Will the 'Happi' coat make debut at APEC summit?
By Linda Sieg
OSAKA, Japan (Reuter): Japan, usually a stickler for formality, is allowing Asia-Pacific leaders to take off their coats and ties for the APEC summit this weekend.
They can even wear a happi coat.
"Dress will be casual, in keeping with the informality of the meeting," a Japanese official said on Tuesday.
Ministers and leaders from the Asia-Pacific Economic Cooperation (APEC) forum arrive in this western Japanese city this week to thrash out a blueprint for how to scrap regional trade barriers over the next 25 years.
It is often described as an informal grouping and in the past leaders have followed this to the letter in their dress, avoiding the stiff, business-suit look usually associated with gatherings of world leaders.
The first APEC leaders' summit in 1993 set the sartorial tone for what has followed.
That year the leaders -- dressed in casual clothing -- met on chilly Blake Island off Seattle to endorse a broad vision of free trade in the dynamic Asia-Pacific region, which already accounts for half the world's population, nearly half of its trade and fully half of global economic output.
In their APEC fashion debut, some leaders looked a little awkward bereft of their usual business attire.
Japanese Prime Minister Morihiro Hosokawa stole the show at Seattle and won rave reviews for his casual jacket and dashing white scarf.
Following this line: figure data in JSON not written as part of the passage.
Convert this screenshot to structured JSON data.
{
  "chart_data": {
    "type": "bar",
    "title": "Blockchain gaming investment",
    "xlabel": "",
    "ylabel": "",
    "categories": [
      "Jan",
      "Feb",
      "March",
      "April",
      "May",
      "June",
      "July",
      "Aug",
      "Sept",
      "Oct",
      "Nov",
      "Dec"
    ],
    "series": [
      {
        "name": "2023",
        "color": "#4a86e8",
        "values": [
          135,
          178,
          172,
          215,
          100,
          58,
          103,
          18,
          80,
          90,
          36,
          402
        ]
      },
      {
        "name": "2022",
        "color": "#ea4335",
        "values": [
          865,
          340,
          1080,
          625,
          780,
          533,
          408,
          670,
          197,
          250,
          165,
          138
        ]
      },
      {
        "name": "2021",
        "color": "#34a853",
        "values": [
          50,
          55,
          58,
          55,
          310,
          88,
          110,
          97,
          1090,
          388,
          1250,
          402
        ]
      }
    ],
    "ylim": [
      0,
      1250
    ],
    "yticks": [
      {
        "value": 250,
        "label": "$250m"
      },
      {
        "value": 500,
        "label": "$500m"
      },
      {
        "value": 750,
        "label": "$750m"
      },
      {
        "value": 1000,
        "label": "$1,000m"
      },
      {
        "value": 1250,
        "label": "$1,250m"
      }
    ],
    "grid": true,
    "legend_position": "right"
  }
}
But despite the carefully cultivated fashion statement, Hosokawa was ousted from power less than one year later.
In 1994, APEC leaders -- this time dressed in matching batik shirts -- met in Bogor, Indonesia, where they signed a pact to free up regional trade and investment by the year 2010 for developed economies and 2020 for developing members.
The Bogor Declaration, however, did not define the goal or specify how to achieve it.
Japanese officials said there would be no attempt this year to coordinate leaders' summit-wear like in Bogor, despite some speculation that a casual kimono known as a yukata might be de rigeur.
APEC officials are having enough trouble trying to patch up serious disagreements over how to achieve free trade goals in the culturally and economically diverse region without worrying about fitting the figures of the 18 leaders.
Still, to lift the gloom, no one is ruling out the possibility that a leader or two just might turn up in a happi coat, a sort of half-kimono traditionally worn by Japanese at festivals.